Pleiades in the Taurus Constellation
The Lithium Signature
T-Tauri Stage of Evolution
Between Steps 5 and 6 - the T-Tauri stage.
As the protostar heats by gravitational energy, it will be surrounded by a large irregular mass of gas and dust. When the cloud contracts it is the result of gravity, step 5. The energy is converted to kinetic energy. and causes the protostar to spin.This material is pushed away making a protostellar wind. A disk is left over from the collapse and pushes the wind out into two narrow jets. One jet emerges from each side of the disk at a right angle to the plane of the disk. Now the protostar has become a T-Tauri star.
Size and Brightness
The typical mass of a T-Tauri Star has less mass that the Sun by about half; it is also varies in brightness. They are unstable and will remain that way until their interior temperatures become high enough to support nuclear fusion.
The Lithium Signature
A telltale signature of a T-Tauri star is that they have a high lithium concentration. Lithium is found in nebulae or in very young clusters. They have a low temperature with strong emission lines and broad absorption lines. Each atomic element has a different structure, causing it to produce (or absorb) a different set of wavelengths. This identifies the atom. This means that a substance will emit spectral lines (at a particular wavelength) when it is heated and absorb light at the same wavelength when it is cool.
Source: Spectrum of Rigel
Categories of T-Tauri Stars and Their Location
Categories of T-Tauri Stars
The astronomy of the T-Tauri stars now include two categories, Classical, and Weak-lined. Classical T-Tauri stars are noted for their extensive dust-gas cloud disks producing strong emission lines. The weak-lined T-Tauri stars, however, are surrounded by a dust-gas cloud disk that is very low density or may not even exist.
Where are they located?
They closest ones are about 460 light years (140 parsecs) away. The nearest T-Tauri stars occur in the Taurus Cloud and the Rho Ophiuchus Cloud, both are about the same distance. They are named after the prototype T-Tauri in that molecular cloud.
Main Sequence Stars
After several million years the T-Tauri star accumulates enough mass, and the beginnings of nuclear reactions are now occurring; the T-Tauri star explodes into a high profile-main sequence star with various amounts of brightness and mass. Stage 6 is achieved and the star is in equilibrium. It enters anywhere in the main sequence as shown on the graph: it is the long curve in the graph, stretching from upper left down to the lower right.
The appearance of a main sequence star on the graph depends on the star's luminosity and temperature. Over time, and depending on the star's evolution, it may become a super giant or a dwarf star, and the star will move out of the main sequence.
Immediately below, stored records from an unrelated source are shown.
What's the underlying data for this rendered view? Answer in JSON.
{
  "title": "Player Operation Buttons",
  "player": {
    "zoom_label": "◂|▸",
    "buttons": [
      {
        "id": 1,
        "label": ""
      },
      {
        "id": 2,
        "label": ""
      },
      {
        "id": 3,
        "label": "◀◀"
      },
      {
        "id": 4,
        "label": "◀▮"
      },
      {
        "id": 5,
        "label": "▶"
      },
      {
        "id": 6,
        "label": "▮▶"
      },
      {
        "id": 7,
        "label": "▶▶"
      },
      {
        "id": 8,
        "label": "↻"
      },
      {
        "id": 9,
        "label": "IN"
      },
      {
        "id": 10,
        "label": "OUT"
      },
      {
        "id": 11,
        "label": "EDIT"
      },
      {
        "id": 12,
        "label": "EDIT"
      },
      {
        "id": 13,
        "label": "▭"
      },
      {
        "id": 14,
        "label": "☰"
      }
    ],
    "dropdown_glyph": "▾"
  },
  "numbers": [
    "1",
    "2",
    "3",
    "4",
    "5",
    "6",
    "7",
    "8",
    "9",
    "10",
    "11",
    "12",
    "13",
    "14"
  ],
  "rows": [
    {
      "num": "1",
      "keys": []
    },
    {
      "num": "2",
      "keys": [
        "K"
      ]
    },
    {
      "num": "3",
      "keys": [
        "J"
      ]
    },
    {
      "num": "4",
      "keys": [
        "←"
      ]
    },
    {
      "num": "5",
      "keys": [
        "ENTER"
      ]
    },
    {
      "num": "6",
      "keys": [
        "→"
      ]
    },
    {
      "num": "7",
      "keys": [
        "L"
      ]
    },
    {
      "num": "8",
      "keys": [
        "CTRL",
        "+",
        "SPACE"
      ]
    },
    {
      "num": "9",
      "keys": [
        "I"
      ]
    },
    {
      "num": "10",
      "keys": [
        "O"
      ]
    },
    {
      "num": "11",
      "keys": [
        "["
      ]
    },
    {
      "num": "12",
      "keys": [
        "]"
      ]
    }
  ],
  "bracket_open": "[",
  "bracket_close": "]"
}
The star will then move into one of several distinctive areas as indicated below in the diagram.
Summary: The T-Tauri Star
Star formation takes several steps and over millions of years to develop. Stars begin to form in nebulae where gas and dust clouds exist. Over a long period of time the gas-dust clouds begin to coalesce due to the gravitational pull from the accumulated mass. The result is that the stars enter into the protostar stage where there is some luminosity due to kinetic energy.
Over time gravitational reactions begin and the protostar enters a final stage called the T-Tauri star stage of evolution, which has a notable lithium signature. The star is not in a stage of equilibrium yet. Again, after a long period of time the star finally achieves equilibrium and it breaks into the main sequence with nuclear reactions occurring all the time.